I am getting a bit perturbed with all the posturing and spinning about the patch out there in CME land. All the thought leaders with conflict disclosure lists longer than my CV, who are weighing in on the clot data. Arguing that the studies are not conclusive, that one study used medical chart data and the other insurance claims data, etc., etc. Some are insinuating that the media is over-hyping the risks of the Patch, despite what seems to me to be quite responsible reporting on this issue.

C’mon guys. Most of you have spent the last 4 decades convincing us all that pills are safer than they were years ago, largely because the estrogen dose is lower. Don’t ask us to ignore those risks now.

More questions

I keep asking myself – Could Ortho and the FDA not have known this data? Didn’t anyone ask how the patch and the pill compare? If they were seeing breast tenderness and nausea at a higher than expected rate in patch vs. pill users in the clinical trial, didn’t they wonder what estrogen levels were?

So I went back and read the initial FDA review of the patch to see what sort of data was presented in this regard. Turns out the reviewers did note that weekly estrogen exposure was higher in patch than pill users, and directly related this data to the two pulmonary emboli reported in clinical trials.

There were two Pulmonary Emboli reported during the trial in patch users, one of which Ortho tried to discount since there was a protocol violation. The FDA’s reviewer disagreed and insisted that both cases be counted. The reviewer also recommended that the package insert reflect a concern that the patch has an increased risk for venous thromboembolism. In the end, the package insert merely stated that “it is unknown if the risk of venous thromboembolism with Ortho Evra is different than that for oral contraceptive users.”

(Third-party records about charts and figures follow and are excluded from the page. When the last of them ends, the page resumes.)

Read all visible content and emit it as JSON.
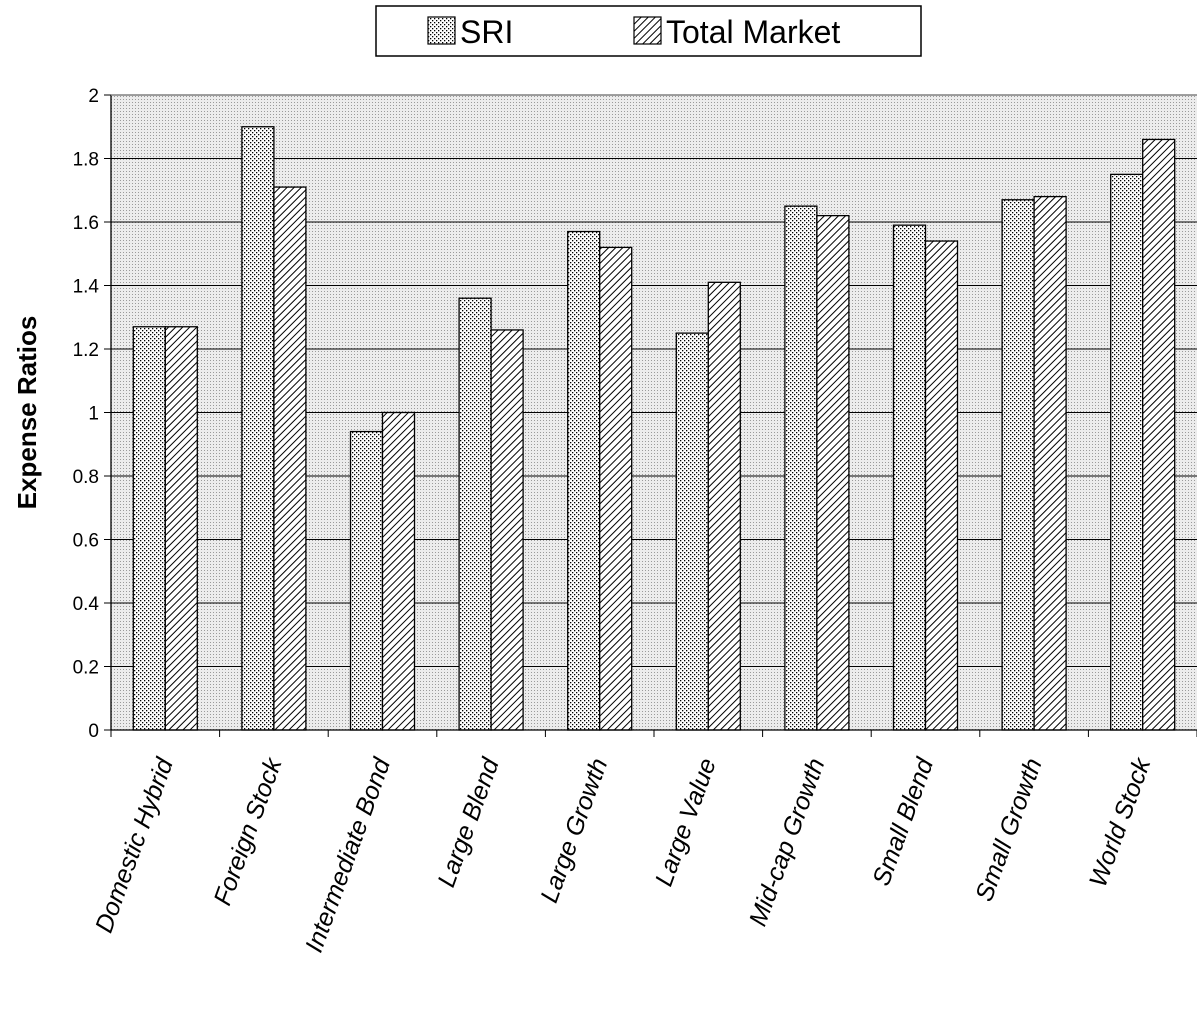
{
  "chart_data": {
    "type": "bar",
    "categories": [
      "Domestic Hybrid",
      "Foreign Stock",
      "Intermediate Bond",
      "Large Blend",
      "Large Growth",
      "Large Value",
      "Mid-cap Growth",
      "Small Blend",
      "Small Growth",
      "World Stock"
    ],
    "series": [
      {
        "name": "SRI",
        "values": [
          1.27,
          1.9,
          0.94,
          1.36,
          1.57,
          1.25,
          1.65,
          1.59,
          1.67,
          1.75
        ]
      },
      {
        "name": "Total Market",
        "values": [
          1.27,
          1.71,
          1.0,
          1.26,
          1.52,
          1.41,
          1.62,
          1.54,
          1.68,
          1.86
        ]
      }
    ],
    "title": "",
    "xlabel": "",
    "ylabel": "Expense Ratios",
    "ylim": [
      0,
      2
    ],
    "yticks": [
      "0",
      "0.2",
      "0.4",
      "0.6",
      "0.8",
      "1",
      "1.2",
      "1.4",
      "1.6",
      "1.8",
      "2"
    ],
    "grid": true,
    "legend": "top-center",
    "colors": {
      "plot_background": "#e4e4e4",
      "grid": "#000000",
      "bar_fill": "#ffffff",
      "bar_stroke": "#000000"
    }
  }
}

Now what the FDA and Ortho could have done was to approve the patch as a niche method with known higher estrogen levels which, on balance, could be seen as an acceptable price to pay for the ease of use and compliance. Instead it was approved and marketed it as a first line method for any woman, with no discussion as to how estrogen levels might compare to other products already available out there. And I think that was just wrong.

Compare this to how Ortho advertizes their pill Ortho Tricyclen lo – “Do you want a high level of effectiveness and a low level of hormones?” it asks us on their web site. As if any of these methods have low hormones – they all work because their hormone levels are supra-physiological. But Ortho’s marketing folks know that women believe lower hormone levels are better. Why? Because that’s what we’ve been telling them for years!

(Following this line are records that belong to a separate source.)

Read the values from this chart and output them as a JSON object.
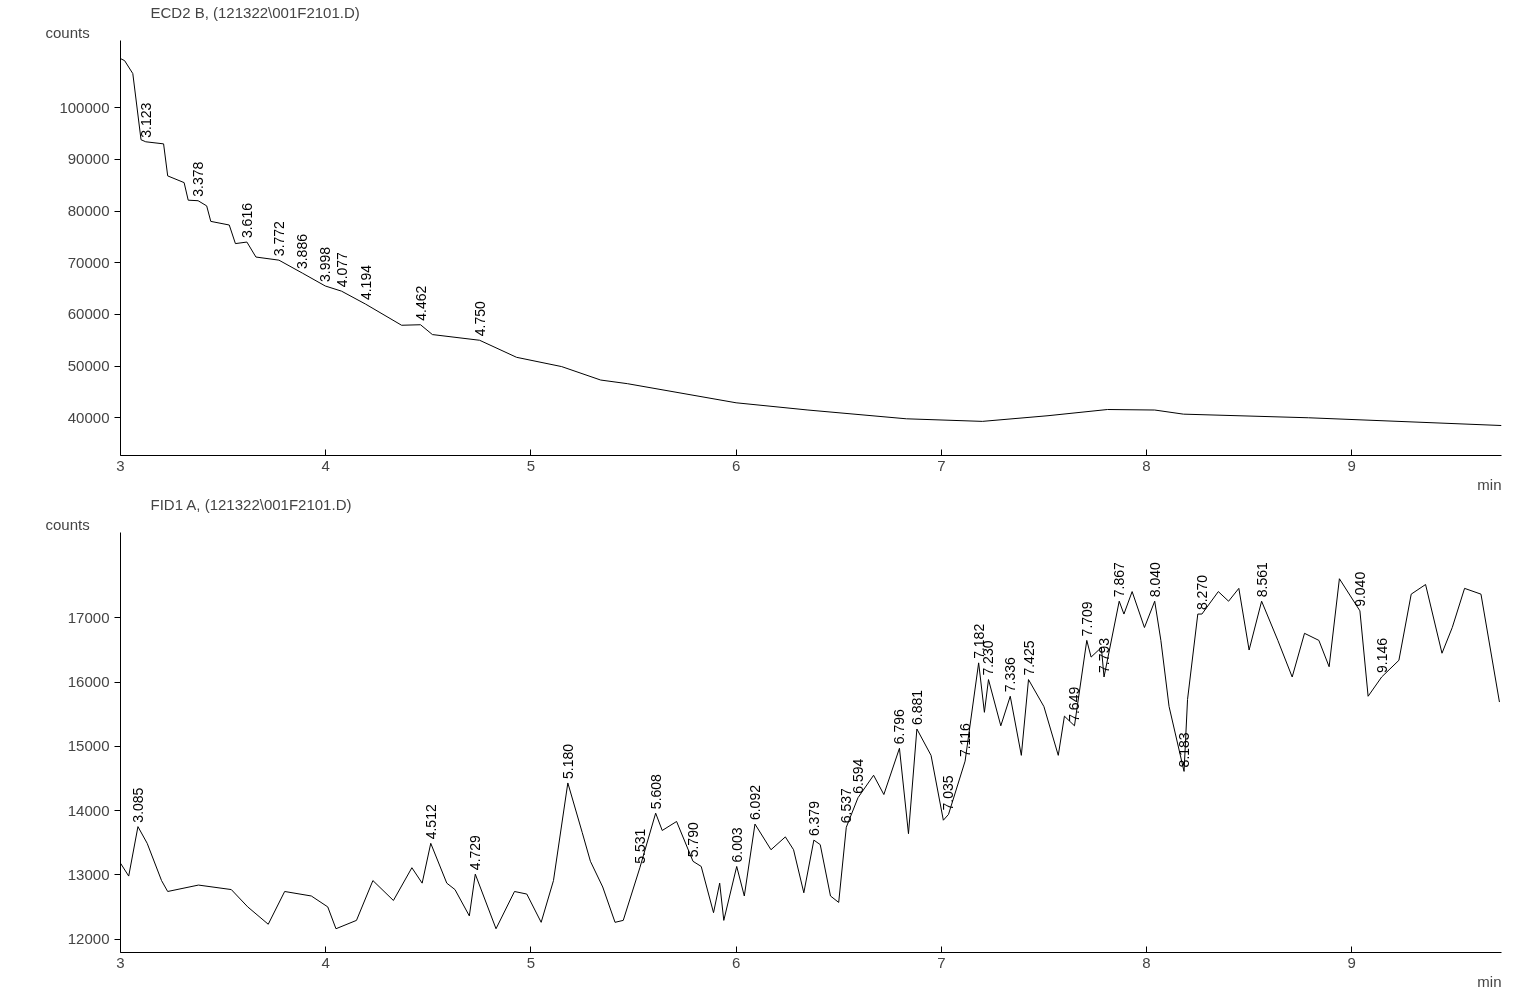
{
  "chart_data": [
    {
      "type": "line",
      "title": "ECD2 B,  (121322\\001F2101.D)",
      "xlabel": "min",
      "ylabel": "counts",
      "xlim": [
        3,
        9.73
      ],
      "xticks": [
        3,
        4,
        5,
        6,
        7,
        8,
        9
      ],
      "ylim": [
        32700,
        113000
      ],
      "yticks": [
        40000,
        50000,
        60000,
        70000,
        80000,
        90000,
        100000
      ],
      "series": [
        {
          "color": "#000000",
          "x": [
            3.0,
            3.02,
            3.06,
            3.1,
            3.123,
            3.21,
            3.23,
            3.31,
            3.33,
            3.378,
            3.42,
            3.44,
            3.53,
            3.56,
            3.616,
            3.66,
            3.772,
            3.886,
            3.998,
            4.077,
            4.194,
            4.37,
            4.462,
            4.52,
            4.75,
            4.93,
            5.15,
            5.34,
            5.47,
            6.0,
            6.35,
            6.83,
            7.2,
            7.52,
            7.81,
            8.04,
            8.18,
            8.79,
            9.73
          ],
          "values": [
            109500,
            109100,
            106600,
            93800,
            93400,
            93000,
            86800,
            85500,
            82100,
            82000,
            81000,
            78000,
            77300,
            73700,
            74000,
            71100,
            70500,
            68000,
            65500,
            64500,
            62000,
            57900,
            58000,
            56100,
            55000,
            51700,
            49900,
            47300,
            46600,
            42900,
            41500,
            39800,
            39300,
            40400,
            41600,
            41500,
            40700,
            40000,
            38500
          ]
        }
      ],
      "annotations": [
        {
          "text": "3.123",
          "x": 3.123,
          "y": 93400
        },
        {
          "text": "3.378",
          "x": 3.378,
          "y": 82000
        },
        {
          "text": "3.616",
          "x": 3.616,
          "y": 74000
        },
        {
          "text": "3.772",
          "x": 3.772,
          "y": 70500
        },
        {
          "text": "3.886",
          "x": 3.886,
          "y": 68000
        },
        {
          "text": "3.998",
          "x": 3.998,
          "y": 65500
        },
        {
          "text": "4.077",
          "x": 4.077,
          "y": 64500
        },
        {
          "text": "4.194",
          "x": 4.194,
          "y": 62000
        },
        {
          "text": "4.462",
          "x": 4.462,
          "y": 58000
        },
        {
          "text": "4.750",
          "x": 4.75,
          "y": 55000
        }
      ]
    },
    {
      "type": "line",
      "title": "FID1 A,  (121322\\001F2101.D)",
      "xlabel": "min",
      "ylabel": "counts",
      "xlim": [
        3,
        9.73
      ],
      "xticks": [
        3,
        4,
        5,
        6,
        7,
        8,
        9
      ],
      "ylim": [
        11790,
        18330
      ],
      "yticks": [
        12000,
        13000,
        14000,
        15000,
        16000,
        17000
      ],
      "series": [
        {
          "color": "#000000",
          "x": [
            3.0,
            3.04,
            3.085,
            3.13,
            3.2,
            3.23,
            3.38,
            3.54,
            3.62,
            3.72,
            3.8,
            3.93,
            4.01,
            4.05,
            4.15,
            4.23,
            4.33,
            4.42,
            4.47,
            4.512,
            4.59,
            4.63,
            4.7,
            4.729,
            4.83,
            4.92,
            4.98,
            5.05,
            5.11,
            5.18,
            5.25,
            5.29,
            5.35,
            5.41,
            5.45,
            5.531,
            5.608,
            5.64,
            5.71,
            5.79,
            5.83,
            5.89,
            5.92,
            5.94,
            6.003,
            6.04,
            6.092,
            6.17,
            6.24,
            6.28,
            6.33,
            6.379,
            6.41,
            6.46,
            6.5,
            6.537,
            6.594,
            6.67,
            6.72,
            6.796,
            6.84,
            6.881,
            6.95,
            7.01,
            7.035,
            7.116,
            7.182,
            7.21,
            7.23,
            7.29,
            7.336,
            7.39,
            7.425,
            7.5,
            7.57,
            7.6,
            7.649,
            7.709,
            7.73,
            7.78,
            7.793,
            7.867,
            7.89,
            7.93,
            7.99,
            8.04,
            8.07,
            8.11,
            8.183,
            8.2,
            8.25,
            8.27,
            8.35,
            8.4,
            8.45,
            8.5,
            8.561,
            8.64,
            8.71,
            8.77,
            8.84,
            8.89,
            8.94,
            9.04,
            9.08,
            9.146,
            9.23,
            9.29,
            9.36,
            9.44,
            9.49,
            9.55,
            9.63,
            9.72
          ],
          "values": [
            13180,
            12980,
            13750,
            13490,
            12910,
            12740,
            12840,
            12770,
            12500,
            12230,
            12740,
            12670,
            12500,
            12160,
            12290,
            12910,
            12600,
            13110,
            12870,
            13490,
            12870,
            12770,
            12360,
            13010,
            12160,
            12740,
            12700,
            12260,
            12910,
            14430,
            13660,
            13210,
            12810,
            12260,
            12290,
            13110,
            13960,
            13690,
            13830,
            13210,
            13130,
            12410,
            12870,
            12290,
            13130,
            12670,
            13790,
            13390,
            13590,
            13390,
            12720,
            13540,
            13470,
            12670,
            12570,
            13740,
            14200,
            14550,
            14250,
            14970,
            13640,
            15270,
            14860,
            13850,
            13940,
            14770,
            16300,
            15530,
            16040,
            15320,
            15780,
            14860,
            16040,
            15620,
            14860,
            15470,
            15320,
            16650,
            16390,
            16540,
            16080,
            17260,
            17060,
            17410,
            16850,
            17260,
            16650,
            15620,
            14610,
            15730,
            17060,
            17060,
            17410,
            17260,
            17460,
            16500,
            17260,
            16650,
            16080,
            16760,
            16650,
            16240,
            17610,
            17110,
            15780,
            16080,
            16340,
            17370,
            17520,
            16450,
            16850,
            17460,
            17370,
            15690
          ]
        }
      ],
      "annotations": [
        {
          "text": "3.085",
          "x": 3.085,
          "y": 13750
        },
        {
          "text": "4.512",
          "x": 4.512,
          "y": 13490
        },
        {
          "text": "4.729",
          "x": 4.729,
          "y": 13010
        },
        {
          "text": "5.180",
          "x": 5.18,
          "y": 14430
        },
        {
          "text": "5.531",
          "x": 5.531,
          "y": 13110
        },
        {
          "text": "5.608",
          "x": 5.608,
          "y": 13960
        },
        {
          "text": "5.790",
          "x": 5.79,
          "y": 13210
        },
        {
          "text": "6.003",
          "x": 6.003,
          "y": 13130
        },
        {
          "text": "6.092",
          "x": 6.092,
          "y": 13790
        },
        {
          "text": "6.379",
          "x": 6.379,
          "y": 13540
        },
        {
          "text": "6.537",
          "x": 6.537,
          "y": 13740
        },
        {
          "text": "6.594",
          "x": 6.594,
          "y": 14200
        },
        {
          "text": "6.796",
          "x": 6.796,
          "y": 14970
        },
        {
          "text": "6.881",
          "x": 6.881,
          "y": 15270
        },
        {
          "text": "7.035",
          "x": 7.035,
          "y": 13940
        },
        {
          "text": "7.116",
          "x": 7.116,
          "y": 14770
        },
        {
          "text": "7.182",
          "x": 7.182,
          "y": 16300
        },
        {
          "text": "7.230",
          "x": 7.23,
          "y": 16040
        },
        {
          "text": "7.336",
          "x": 7.336,
          "y": 15780
        },
        {
          "text": "7.425",
          "x": 7.425,
          "y": 16040
        },
        {
          "text": "7.649",
          "x": 7.649,
          "y": 15320
        },
        {
          "text": "7.709",
          "x": 7.709,
          "y": 16650
        },
        {
          "text": "7.793",
          "x": 7.793,
          "y": 16080
        },
        {
          "text": "7.867",
          "x": 7.867,
          "y": 17260
        },
        {
          "text": "8.040",
          "x": 8.04,
          "y": 17260
        },
        {
          "text": "8.183",
          "x": 8.183,
          "y": 14610
        },
        {
          "text": "8.270",
          "x": 8.27,
          "y": 17060
        },
        {
          "text": "8.561",
          "x": 8.561,
          "y": 17260
        },
        {
          "text": "9.040",
          "x": 9.04,
          "y": 17110
        },
        {
          "text": "9.146",
          "x": 9.146,
          "y": 16080
        }
      ]
    }
  ]
}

The right way to label the patch

So, to make a very long story short, it took us 7 years to get here, but the FDA prodcut labeling for Ortho Evra is finally appropriate.

And Ortho’s website now states, “The patch is a not for everyone”. And that’s right. The patch is a niche method. It absolutely should remain on the market for those women who for whatever reason, can’t or don’t want other methods and are willing to accept a slightly higher clot risk in return for the benefit of effective contraception. But it’s not for everyone.

So, what is the risk?

Actually, despite everything I’ve just said, the risk for getting a blood clot on either the pill or the patch is quite low. How low? Well, that depends on what you think the background risk for DVT is in the general female population. For argument’s sake, let’s say that risk is 5 per 100,000 women per year. (A commonly quoted number, represented by that little red dot at the bottom right of the grid of 10,000 women).

The risk with oral contraceptives would be about 20 per 100,000 and the risk with the patch about 40 per 100,000 women per year.

Now, compare that to the risk of a DVT in pregnancy – about 16 per 10,000.
These are very low risks, aren’t they?

But multiply them by the millions of women using a method for decades of their life, and you can see that the differences in risk can lead to significant increases in population rates of DVT. And, if you had a choice between two birth control methods that were equally effective for you, you might want to choose the one with a lower risk. On the other hand, if the method with the higher risk was more effective for you, you might be willing to accept the increased risk in return for that efficacy.

As I said, it’s all about informed choice.